Electronic MR safety process improves screening efficiency

Utilizing an electronic MR safety process rather than its paper counterpart reduces patient screening time and enables faster diagnosis and treatment, according to a study published in the December issue of Academic Radiology.

The time taken to complete inpatient MR exams was believed to increase the length of stay (LOS) in two hospital facilities by the study’s researchers, and filling out paper forms on MR safety was thought to contribute to this issue.

“The desire to improve safety with a patient-level overview of implant, medical, and surgical history motivated imbedding the MR safety screening process into the computerized physician order entry (CPOE) and requiring completion before placing the MR exam order,” wrote the study’s lead author, Erika Schneider, PhD, of the Cleveland Clinic, and colleagues.
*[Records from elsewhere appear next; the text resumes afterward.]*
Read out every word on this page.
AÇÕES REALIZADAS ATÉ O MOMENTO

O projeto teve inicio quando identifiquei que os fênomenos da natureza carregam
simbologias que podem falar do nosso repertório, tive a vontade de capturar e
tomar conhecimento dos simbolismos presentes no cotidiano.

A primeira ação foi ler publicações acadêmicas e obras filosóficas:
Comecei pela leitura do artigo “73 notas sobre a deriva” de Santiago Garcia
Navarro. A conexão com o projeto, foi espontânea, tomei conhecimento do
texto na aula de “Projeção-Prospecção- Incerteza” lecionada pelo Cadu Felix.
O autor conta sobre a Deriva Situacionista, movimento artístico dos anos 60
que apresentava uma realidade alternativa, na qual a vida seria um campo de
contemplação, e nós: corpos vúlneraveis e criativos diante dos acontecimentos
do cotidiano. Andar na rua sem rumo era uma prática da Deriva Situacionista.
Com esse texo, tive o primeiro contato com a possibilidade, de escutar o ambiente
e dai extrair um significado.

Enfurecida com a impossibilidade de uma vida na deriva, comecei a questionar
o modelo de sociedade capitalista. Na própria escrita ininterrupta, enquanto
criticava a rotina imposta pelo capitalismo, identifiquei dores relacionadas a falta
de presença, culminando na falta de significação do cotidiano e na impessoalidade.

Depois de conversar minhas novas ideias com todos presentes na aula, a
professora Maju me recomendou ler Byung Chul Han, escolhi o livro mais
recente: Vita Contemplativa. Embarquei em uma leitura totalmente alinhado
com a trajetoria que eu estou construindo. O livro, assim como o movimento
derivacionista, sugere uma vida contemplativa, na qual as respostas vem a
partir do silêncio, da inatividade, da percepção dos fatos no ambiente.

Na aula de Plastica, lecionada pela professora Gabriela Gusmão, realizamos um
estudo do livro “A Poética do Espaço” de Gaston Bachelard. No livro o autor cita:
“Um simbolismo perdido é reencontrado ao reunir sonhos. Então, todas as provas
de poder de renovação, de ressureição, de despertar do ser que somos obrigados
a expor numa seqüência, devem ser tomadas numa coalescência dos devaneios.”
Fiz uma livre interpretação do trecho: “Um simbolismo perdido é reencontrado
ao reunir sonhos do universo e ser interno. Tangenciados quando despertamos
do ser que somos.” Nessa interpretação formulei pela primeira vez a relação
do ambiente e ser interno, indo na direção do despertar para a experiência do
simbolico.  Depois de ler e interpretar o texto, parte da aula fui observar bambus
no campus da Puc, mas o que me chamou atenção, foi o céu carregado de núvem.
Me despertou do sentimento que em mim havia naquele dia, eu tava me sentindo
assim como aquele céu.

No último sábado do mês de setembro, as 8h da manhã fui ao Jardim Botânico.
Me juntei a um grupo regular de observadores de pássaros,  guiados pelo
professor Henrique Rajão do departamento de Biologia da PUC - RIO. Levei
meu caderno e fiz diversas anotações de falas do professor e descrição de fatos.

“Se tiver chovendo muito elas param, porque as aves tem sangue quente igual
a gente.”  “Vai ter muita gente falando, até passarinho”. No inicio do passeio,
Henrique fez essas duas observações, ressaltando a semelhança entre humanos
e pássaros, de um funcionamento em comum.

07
Schneider and colleagues thus created a study to observe the impact of replacing the paper safety screening method with an electronic one on inpatient environment.

The electronic safety screening process is comprised of five parts: contraindicated medical devices, implanted devices that can undergo an MR exam under certain circumstances and risk factors for a contrast agent reaction, information needed by the MR technician or radiology nurse, patient-level health summary, and a verification/validation section for the ordering provider and radiology MR team.
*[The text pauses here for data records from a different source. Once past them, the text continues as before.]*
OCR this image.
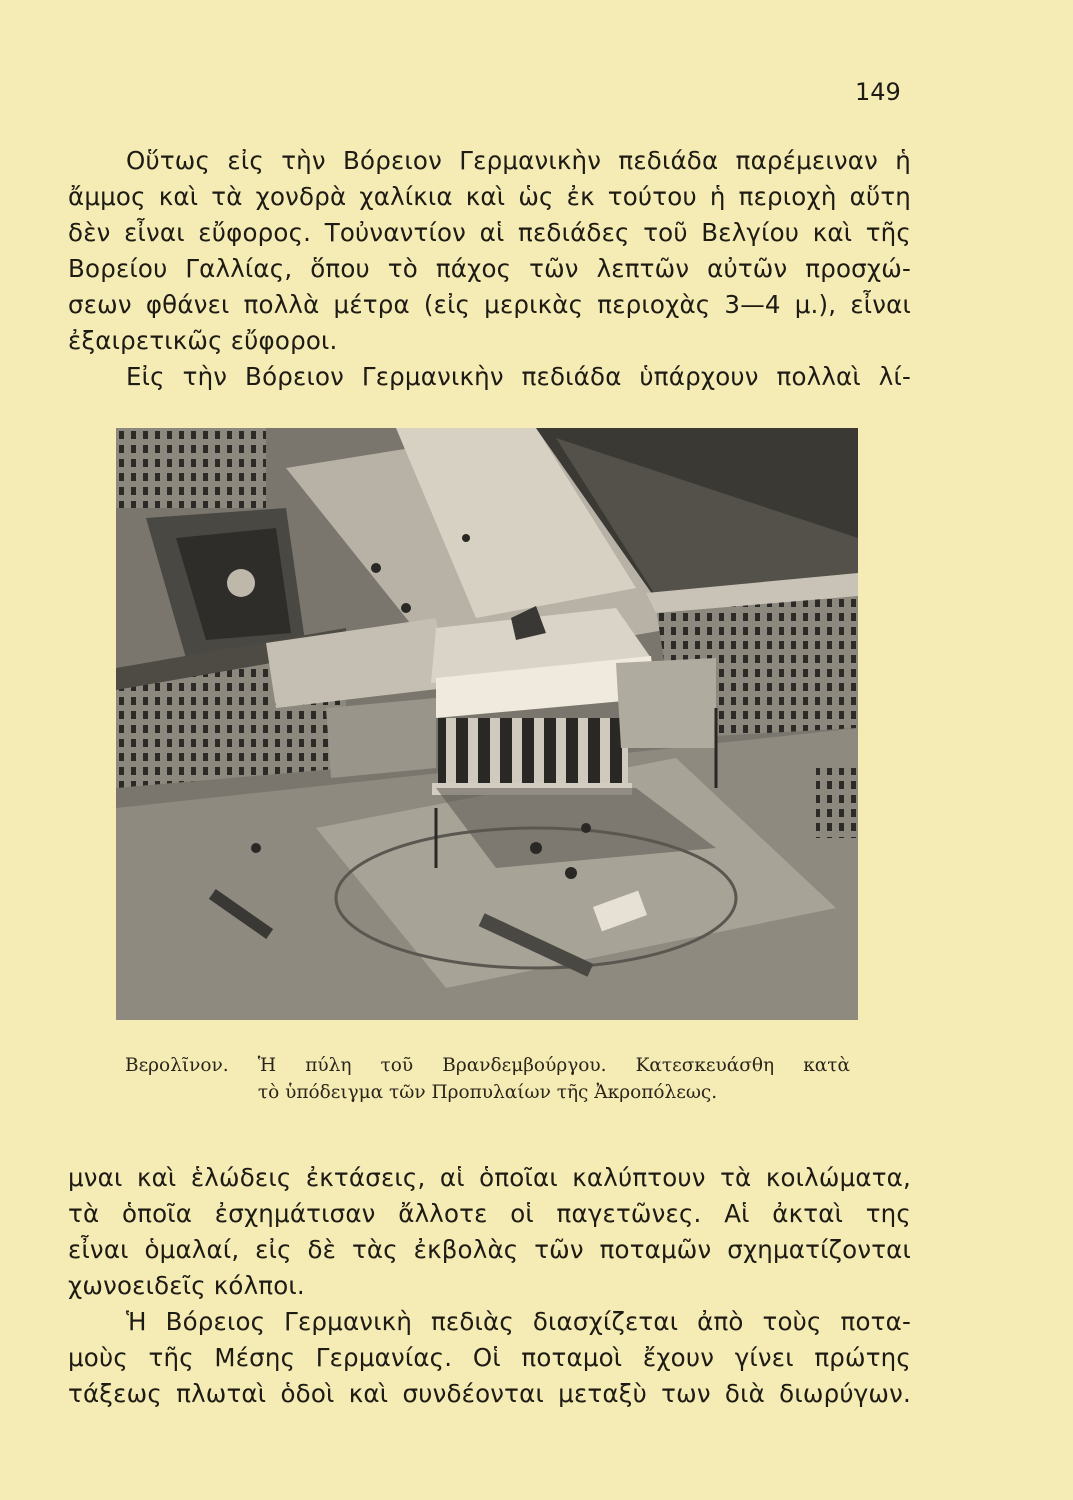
149
Οὕτως εἰς τὴν Βόρειον Γερμανικὴν πεδιάδα παρέμειναν ἡ
ἄμμος καὶ τὰ χονδρὰ χαλίκια καὶ ὡς ἐκ τούτου ἡ περιοχὴ αὕτη
δὲν εἶναι εὔφορος. Τοὐναντίον αἱ πεδιάδες τοῦ Βελγίου καὶ τῆς
Βορείου Γαλλίας, ὅπου τὸ πάχος τῶν λεπτῶν αὐτῶν προσχώ-
σεων φθάνει πολλὰ μέτρα (εἰς μερικὰς περιοχὰς 3—4 μ.), εἶναι
ἐξαιρετικῶς εὔφοροι.
Εἰς τὴν Βόρειον Γερμανικὴν πεδιάδα ὑπάρχουν πολλαὶ λί-
Βερολῖνον. Ἡ πύλη τοῦ Βρανδεμβούργου. Κατεσκευάσθη κατὰ
τὸ ὑπόδειγμα τῶν Προπυλαίων τῆς Ἀκροπόλεως.
μναι καὶ ἑλώδεις ἐκτάσεις, αἱ ὁποῖαι καλύπτουν τὰ κοιλώματα,
τὰ ὁποῖα ἐσχημάτισαν ἄλλοτε οἱ παγετῶνες. Αἱ ἀκταὶ της
εἶναι ὁμαλαί, εἰς δὲ τὰς ἐκβολὰς τῶν ποταμῶν σχηματίζονται
χωνοειδεῖς κόλποι.
Ἡ Βόρειος Γερμανικὴ πεδιὰς διασχίζεται ἀπὸ τοὺς ποτα-
μοὺς τῆς Μέσης Γερμανίας. Οἱ ποταμοὶ ἔχουν γίνει πρώτης
τάξεως πλωταὶ ὁδοὶ καὶ συνδέονται μεταξὺ των διὰ διωρύγων.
Four months of inpatient MR exam orders and radiology reports completed before and after the implementation of the electronic process were retrospectively evaluated in the study. The gathered data were analyzed for time from order to MR exam completion, time from MR exam completion to final radiology report, LOS, and date of service within the admission.

The researchers evaluated 1, 947 individual MR orders for 1, 549 patients. The installation of the electronic safety screening process resulted in a 1.1 hour decrease in the mean time between first order and final report. A one-day time reduction occurred from admission to the MR exam in comparison to the paper process. No significant differences in time were seen for LOS, except in neurological intensive care patients screened within the first 24 hours of their admission, resulting in a 0.9 day decrease.

“Imbedding the MR safety screening in the inpatient CPOE process resulted in quicker data submission, expedited exams, and decreased ICU and hospital LOS,” wrote the study’s authors. “This process also has the potential advantage of providing safer MR exams by crossing encounters to include outpatient visits and inpatient visits at other facilities in the health care system.”